Roddie Keith, Scottish Fire and Rescue Local Senior Officer (LSO), told the committee: “The new figures for the next quarter is looking like there will be a 40% reduction in deliberate fires in the Levenmouth area.
“It does look like a genuine reduction and we want to make sure that we build on that.”
Two fire related deaths also occurred in the last year. One was a woman in her 50s who lived in South West Fife. Officers were unable to detect if she had a smoke detector.
The second was a 93 year old man in Dunfermline who had a smoke alarm.
LSO Keith said: “We are always going to strive to have a zero fatality rate, but that is challenging to achieve. The deaths are in line with last year but are below a four year average.”
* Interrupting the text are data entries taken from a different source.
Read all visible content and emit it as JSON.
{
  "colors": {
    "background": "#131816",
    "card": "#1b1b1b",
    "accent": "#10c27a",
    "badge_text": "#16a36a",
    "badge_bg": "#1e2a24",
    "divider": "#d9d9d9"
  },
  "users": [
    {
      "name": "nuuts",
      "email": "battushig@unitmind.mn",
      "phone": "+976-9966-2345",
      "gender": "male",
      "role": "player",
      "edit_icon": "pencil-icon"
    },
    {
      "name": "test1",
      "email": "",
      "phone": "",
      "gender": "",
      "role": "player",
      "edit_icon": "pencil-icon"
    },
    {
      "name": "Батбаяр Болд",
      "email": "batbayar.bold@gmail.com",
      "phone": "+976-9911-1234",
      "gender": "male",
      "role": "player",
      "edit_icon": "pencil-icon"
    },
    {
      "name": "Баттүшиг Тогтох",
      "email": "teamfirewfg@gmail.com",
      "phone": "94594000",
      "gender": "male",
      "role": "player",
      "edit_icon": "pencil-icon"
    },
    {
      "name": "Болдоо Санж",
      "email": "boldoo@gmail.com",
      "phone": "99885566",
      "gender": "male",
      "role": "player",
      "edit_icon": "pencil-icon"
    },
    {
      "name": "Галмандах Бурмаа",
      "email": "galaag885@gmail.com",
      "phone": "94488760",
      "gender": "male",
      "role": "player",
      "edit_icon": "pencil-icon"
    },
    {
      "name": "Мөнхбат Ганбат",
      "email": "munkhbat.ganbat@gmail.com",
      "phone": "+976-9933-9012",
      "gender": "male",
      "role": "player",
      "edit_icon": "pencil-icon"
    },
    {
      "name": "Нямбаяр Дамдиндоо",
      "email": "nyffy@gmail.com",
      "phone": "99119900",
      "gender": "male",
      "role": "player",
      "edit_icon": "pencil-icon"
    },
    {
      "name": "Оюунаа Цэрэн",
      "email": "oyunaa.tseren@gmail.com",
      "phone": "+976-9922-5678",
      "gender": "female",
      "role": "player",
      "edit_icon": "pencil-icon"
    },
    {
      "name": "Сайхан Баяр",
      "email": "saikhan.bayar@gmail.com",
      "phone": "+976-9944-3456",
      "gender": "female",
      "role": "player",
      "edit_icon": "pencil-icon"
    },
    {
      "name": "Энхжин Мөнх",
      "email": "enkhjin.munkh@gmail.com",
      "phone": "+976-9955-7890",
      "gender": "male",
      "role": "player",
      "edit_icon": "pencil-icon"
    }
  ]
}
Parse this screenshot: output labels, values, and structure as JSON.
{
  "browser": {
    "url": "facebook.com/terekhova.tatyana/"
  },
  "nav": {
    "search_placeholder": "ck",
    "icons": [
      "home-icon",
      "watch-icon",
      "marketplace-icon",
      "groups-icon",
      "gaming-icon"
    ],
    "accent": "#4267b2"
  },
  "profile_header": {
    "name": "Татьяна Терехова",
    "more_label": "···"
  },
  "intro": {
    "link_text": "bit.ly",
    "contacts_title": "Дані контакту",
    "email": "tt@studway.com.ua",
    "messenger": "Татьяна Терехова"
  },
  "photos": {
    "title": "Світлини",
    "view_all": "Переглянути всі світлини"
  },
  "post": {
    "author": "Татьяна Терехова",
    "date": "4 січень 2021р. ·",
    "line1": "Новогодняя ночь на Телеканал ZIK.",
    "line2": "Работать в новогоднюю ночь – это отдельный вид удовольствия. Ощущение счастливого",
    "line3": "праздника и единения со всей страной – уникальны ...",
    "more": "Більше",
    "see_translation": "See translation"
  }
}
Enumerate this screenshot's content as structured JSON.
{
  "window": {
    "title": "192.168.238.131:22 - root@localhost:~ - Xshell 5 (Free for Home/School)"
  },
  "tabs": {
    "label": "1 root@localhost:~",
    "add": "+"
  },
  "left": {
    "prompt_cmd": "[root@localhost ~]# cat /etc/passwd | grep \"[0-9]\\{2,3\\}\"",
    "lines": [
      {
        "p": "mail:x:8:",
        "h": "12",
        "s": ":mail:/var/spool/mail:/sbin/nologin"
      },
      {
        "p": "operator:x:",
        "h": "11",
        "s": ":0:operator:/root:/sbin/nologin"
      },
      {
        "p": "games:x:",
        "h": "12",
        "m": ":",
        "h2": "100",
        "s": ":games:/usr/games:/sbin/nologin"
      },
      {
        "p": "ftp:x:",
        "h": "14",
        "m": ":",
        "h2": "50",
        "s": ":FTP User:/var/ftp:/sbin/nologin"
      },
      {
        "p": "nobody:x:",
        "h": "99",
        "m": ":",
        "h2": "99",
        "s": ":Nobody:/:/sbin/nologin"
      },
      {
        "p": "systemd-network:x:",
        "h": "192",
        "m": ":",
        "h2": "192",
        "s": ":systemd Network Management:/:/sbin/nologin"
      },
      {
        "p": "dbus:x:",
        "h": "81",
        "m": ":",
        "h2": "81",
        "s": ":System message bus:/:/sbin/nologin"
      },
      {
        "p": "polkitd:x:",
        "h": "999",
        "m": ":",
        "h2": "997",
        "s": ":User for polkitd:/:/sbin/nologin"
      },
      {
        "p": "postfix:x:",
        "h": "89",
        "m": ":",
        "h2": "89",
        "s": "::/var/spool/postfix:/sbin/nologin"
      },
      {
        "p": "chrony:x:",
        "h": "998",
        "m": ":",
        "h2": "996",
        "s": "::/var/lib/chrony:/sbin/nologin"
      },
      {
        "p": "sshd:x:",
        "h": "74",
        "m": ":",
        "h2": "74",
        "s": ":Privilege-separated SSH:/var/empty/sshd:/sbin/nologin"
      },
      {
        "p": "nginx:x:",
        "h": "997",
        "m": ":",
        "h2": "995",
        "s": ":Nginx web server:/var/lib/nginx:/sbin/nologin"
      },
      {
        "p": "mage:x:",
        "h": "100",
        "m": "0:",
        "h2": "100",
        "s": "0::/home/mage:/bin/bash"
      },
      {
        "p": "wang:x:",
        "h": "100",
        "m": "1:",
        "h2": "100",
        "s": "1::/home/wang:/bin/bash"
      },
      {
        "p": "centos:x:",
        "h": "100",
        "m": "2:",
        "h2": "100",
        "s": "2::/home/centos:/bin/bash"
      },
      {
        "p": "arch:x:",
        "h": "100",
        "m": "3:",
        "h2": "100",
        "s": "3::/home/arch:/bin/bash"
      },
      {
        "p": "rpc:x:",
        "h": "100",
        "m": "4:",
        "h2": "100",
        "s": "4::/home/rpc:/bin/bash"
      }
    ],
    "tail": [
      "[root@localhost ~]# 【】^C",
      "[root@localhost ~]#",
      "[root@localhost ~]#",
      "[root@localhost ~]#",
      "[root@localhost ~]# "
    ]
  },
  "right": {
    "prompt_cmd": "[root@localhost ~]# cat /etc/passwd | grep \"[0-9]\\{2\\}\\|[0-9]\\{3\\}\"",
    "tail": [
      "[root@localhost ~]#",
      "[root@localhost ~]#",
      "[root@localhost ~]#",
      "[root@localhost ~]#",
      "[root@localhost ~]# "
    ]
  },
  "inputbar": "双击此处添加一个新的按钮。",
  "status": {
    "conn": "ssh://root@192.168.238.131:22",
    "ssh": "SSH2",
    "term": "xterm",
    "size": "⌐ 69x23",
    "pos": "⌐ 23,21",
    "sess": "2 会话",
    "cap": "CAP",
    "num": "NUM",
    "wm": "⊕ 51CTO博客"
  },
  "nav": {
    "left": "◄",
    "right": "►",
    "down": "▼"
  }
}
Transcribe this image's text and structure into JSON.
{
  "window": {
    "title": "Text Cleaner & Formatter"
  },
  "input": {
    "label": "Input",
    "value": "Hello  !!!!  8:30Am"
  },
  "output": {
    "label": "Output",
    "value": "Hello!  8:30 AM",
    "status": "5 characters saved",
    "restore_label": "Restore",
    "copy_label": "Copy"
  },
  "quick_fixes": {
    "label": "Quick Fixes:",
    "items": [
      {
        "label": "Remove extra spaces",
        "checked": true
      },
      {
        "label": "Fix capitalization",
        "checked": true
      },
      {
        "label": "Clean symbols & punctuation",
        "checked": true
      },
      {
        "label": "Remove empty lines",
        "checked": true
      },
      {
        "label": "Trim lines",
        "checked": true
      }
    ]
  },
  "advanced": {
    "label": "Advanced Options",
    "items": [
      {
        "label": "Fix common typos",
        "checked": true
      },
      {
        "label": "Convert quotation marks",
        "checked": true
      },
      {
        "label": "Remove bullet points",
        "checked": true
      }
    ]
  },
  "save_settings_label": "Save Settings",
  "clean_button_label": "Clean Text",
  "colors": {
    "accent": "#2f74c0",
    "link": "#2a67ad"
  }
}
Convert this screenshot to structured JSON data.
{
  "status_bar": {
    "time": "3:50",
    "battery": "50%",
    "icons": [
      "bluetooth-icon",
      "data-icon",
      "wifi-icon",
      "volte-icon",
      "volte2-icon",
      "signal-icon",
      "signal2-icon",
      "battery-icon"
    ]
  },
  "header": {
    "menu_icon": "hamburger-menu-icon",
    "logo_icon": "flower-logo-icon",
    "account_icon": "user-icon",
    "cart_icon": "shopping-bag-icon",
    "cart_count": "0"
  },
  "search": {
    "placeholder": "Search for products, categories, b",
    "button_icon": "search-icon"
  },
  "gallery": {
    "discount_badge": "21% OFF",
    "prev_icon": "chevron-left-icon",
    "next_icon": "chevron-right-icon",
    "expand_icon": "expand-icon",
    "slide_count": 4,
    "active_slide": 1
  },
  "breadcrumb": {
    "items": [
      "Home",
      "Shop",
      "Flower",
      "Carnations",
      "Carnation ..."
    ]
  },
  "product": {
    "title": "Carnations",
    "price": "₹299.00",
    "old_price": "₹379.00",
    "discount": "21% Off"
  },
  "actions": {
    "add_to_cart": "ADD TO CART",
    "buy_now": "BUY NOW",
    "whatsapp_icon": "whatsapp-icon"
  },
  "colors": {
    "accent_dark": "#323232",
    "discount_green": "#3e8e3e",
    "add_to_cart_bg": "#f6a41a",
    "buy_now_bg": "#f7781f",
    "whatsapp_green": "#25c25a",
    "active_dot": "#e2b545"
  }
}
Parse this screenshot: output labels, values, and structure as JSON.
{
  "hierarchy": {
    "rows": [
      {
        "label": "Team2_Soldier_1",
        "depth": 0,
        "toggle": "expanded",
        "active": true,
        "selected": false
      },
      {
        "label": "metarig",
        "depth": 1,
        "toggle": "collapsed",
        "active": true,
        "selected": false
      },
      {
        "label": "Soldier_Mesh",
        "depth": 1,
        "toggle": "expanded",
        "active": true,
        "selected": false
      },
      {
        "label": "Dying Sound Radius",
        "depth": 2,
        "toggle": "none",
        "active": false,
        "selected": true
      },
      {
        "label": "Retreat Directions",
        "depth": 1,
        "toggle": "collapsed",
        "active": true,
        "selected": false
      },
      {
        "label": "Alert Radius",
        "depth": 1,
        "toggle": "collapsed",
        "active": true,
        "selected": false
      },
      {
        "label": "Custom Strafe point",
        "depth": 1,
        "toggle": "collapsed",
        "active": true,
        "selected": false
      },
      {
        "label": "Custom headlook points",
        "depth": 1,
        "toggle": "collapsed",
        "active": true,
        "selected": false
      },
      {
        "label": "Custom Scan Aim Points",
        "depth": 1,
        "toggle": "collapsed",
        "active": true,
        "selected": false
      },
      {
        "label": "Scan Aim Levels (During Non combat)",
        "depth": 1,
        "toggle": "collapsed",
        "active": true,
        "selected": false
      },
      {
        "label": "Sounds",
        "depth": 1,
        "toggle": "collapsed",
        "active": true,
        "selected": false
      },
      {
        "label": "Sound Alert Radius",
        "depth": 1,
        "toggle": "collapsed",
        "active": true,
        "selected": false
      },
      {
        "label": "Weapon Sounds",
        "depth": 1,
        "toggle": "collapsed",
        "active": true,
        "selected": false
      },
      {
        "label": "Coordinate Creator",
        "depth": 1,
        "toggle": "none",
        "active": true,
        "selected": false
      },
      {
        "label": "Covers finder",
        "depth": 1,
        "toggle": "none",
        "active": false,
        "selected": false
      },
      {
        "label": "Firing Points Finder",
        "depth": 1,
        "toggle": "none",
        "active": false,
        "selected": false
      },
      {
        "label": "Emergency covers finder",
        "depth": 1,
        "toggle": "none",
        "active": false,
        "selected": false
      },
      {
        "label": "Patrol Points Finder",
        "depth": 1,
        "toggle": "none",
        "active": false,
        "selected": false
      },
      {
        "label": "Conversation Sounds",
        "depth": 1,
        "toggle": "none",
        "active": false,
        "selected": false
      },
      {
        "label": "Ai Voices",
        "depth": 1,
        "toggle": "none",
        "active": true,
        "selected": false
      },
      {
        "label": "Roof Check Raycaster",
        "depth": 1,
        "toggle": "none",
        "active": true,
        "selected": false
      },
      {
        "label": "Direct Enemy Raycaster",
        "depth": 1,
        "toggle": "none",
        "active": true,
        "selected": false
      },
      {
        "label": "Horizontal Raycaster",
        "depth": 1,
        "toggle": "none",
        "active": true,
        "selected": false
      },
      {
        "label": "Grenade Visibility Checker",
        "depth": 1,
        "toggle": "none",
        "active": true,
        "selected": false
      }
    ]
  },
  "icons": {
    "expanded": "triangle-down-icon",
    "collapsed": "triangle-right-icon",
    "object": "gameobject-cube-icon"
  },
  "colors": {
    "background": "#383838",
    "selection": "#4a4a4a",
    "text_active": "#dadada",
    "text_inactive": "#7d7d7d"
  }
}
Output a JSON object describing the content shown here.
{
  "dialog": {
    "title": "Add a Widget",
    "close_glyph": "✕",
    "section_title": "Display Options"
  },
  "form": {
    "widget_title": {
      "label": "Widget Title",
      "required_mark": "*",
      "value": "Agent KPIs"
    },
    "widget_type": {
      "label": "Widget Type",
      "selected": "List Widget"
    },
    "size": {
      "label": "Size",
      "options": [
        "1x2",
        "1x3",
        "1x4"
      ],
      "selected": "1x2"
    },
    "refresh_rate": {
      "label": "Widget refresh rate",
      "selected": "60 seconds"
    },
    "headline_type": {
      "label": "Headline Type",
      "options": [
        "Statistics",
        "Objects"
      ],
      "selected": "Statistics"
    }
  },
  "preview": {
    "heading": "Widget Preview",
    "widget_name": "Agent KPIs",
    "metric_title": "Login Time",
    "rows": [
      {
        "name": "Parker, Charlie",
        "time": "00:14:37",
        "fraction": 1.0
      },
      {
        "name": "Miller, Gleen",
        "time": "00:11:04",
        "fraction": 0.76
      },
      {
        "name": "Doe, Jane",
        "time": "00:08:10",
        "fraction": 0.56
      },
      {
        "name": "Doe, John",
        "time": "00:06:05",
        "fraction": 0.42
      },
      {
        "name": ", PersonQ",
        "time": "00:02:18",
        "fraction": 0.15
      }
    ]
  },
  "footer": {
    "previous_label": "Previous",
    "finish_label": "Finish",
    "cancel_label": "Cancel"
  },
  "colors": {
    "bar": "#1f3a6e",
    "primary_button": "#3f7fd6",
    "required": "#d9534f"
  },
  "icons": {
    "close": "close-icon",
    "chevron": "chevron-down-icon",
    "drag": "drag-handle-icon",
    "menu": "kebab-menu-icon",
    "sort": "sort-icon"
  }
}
The number of people injured due to fires in the home has also increased by eight in year on year comparisons, bringing the total to 40 people.
Of those 40, half required hospital treatment, two of which were serious. Seven of the properties had no fire detection systems and the majority of fires started in the kitchen.
Non-domestic fires has seen a reduction in 22% over the last four years.
LSO Keith added: “We carried out 5809 home safety visits last year against a challenging target of 5000. We make sure they have working smoke detectors and a domestic fire plan.
“There are a number of initiatives we have, intended to reduce fires, including engaging the education departments to get the fire safety message across.”